Levantó la cabeza y miró a Shinzaemon. Él la miraba, como si, de pronto, hubiera comprendido también lo importante que era ese momento. Permanecieron allí de pie, mientras las nubes pasaban a su lado proyectando sombras cambiantes en la montaña.
Shinzaemon le tendió una mano.
—Vamos juntos —dijo por fin.
Era una cuesta muy empinada, pero Sachi apenas veía el camino. Sólo tenía conciencia de la proximidad del cuerpo de Shinzaemon y del sonido de su respiración. Casi oía los latidos del corazón de él en medio del silencio.
Cuanto más ascendían, más nieve había. Soplaba un viento cortante. Sachi tenía los pies helados, pero apenas lo notaba. Se paró y miró en torno a sí. La llanura se extendía allá abajo, inhóspita y marrón, salpicada de manchas de nieve. Había algunas colinas. Más a lo lejos, las cimas de las montañas destellaban, blancas, por encima de las nubes.

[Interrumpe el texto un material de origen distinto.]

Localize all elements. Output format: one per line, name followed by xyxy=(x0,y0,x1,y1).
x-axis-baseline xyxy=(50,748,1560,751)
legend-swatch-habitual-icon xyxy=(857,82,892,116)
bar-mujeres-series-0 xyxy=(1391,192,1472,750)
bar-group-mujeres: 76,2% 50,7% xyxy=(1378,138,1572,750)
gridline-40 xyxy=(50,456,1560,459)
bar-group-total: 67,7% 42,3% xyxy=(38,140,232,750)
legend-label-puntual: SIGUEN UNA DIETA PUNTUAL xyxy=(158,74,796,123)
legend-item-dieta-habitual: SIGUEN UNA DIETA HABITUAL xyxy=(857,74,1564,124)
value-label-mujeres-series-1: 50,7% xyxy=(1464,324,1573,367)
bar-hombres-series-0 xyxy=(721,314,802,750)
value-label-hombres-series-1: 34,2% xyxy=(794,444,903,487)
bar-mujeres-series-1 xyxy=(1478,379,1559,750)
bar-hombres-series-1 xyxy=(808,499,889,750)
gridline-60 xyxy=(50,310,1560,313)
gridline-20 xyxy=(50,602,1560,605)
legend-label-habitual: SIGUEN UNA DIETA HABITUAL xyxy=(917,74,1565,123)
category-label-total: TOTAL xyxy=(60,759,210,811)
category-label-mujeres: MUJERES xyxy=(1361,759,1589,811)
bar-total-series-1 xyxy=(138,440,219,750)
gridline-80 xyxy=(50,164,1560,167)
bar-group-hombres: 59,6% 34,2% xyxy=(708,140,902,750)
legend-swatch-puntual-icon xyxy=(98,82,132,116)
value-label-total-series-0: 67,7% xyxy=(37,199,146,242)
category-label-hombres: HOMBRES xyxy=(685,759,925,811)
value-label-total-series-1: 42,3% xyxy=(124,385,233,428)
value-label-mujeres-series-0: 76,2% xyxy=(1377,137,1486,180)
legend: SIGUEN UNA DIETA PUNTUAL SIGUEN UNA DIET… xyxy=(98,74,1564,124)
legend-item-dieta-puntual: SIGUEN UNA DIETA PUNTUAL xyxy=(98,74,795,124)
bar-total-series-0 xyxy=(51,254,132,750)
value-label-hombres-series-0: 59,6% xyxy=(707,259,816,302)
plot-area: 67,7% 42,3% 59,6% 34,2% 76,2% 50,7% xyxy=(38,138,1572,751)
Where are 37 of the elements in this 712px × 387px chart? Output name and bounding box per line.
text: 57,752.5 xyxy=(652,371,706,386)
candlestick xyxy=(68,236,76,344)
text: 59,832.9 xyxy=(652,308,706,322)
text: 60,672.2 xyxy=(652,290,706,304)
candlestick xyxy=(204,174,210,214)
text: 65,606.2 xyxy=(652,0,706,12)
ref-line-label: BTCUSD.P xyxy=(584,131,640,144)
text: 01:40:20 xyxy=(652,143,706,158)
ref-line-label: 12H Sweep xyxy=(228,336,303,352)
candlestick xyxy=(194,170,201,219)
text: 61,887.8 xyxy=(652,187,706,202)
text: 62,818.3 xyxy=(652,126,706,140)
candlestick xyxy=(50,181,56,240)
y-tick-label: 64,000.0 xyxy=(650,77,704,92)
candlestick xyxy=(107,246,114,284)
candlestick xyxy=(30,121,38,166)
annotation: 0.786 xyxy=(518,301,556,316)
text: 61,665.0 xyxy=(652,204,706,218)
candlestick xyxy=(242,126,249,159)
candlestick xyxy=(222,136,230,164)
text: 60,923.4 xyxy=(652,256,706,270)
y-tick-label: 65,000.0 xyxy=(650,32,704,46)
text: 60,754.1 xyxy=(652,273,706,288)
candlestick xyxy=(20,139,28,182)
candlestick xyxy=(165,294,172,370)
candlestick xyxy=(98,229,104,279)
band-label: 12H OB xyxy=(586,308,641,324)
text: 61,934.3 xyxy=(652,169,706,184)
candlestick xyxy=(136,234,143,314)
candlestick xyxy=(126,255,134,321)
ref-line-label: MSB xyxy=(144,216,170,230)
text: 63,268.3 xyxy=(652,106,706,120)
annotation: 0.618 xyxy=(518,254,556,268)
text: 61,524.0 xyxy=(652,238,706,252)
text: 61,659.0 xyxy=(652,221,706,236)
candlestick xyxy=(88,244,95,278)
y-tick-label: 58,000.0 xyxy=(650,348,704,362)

—El monte Hakusan —dijo Shinzaemon. Estiró una mano enorme y lo señaló. Tenía la piel dorada, y sus dedos, firmes y fuertes, estaban recubiertos de vello negro—. Y el monte Ibuki. Y allí, ¿ves eso de allí? Es el mar. ¿Y más allá, a lo lejos, eso que brilla? Es Kioto. —Sachi hizo visera con una mano y escudriñó la lejanía.
Al final llegaron a lo alto del puerto de montaña. A escasa distancia de la cima había una casa de té; se refugiaron allí y se calentaron las manos al calor del hogar. El acre humo de madera de pino les impregnaba la nariz. La cabaña estaba llena de viajeros. El fuego chisporroteaba y humeaba, las tazas de té entrechocaban; había mucho bullicio, pero todo parecía muy distante. Por unos instantes, preciosos, Sachi y Shinzaemon eran libres, libres de sus familias, de sus deberes, de sus obligaciones, hasta de las clases sociales. Estaban los dos solos en lo alto de una montaña, con las nubes deslizándose por debajo de ellos.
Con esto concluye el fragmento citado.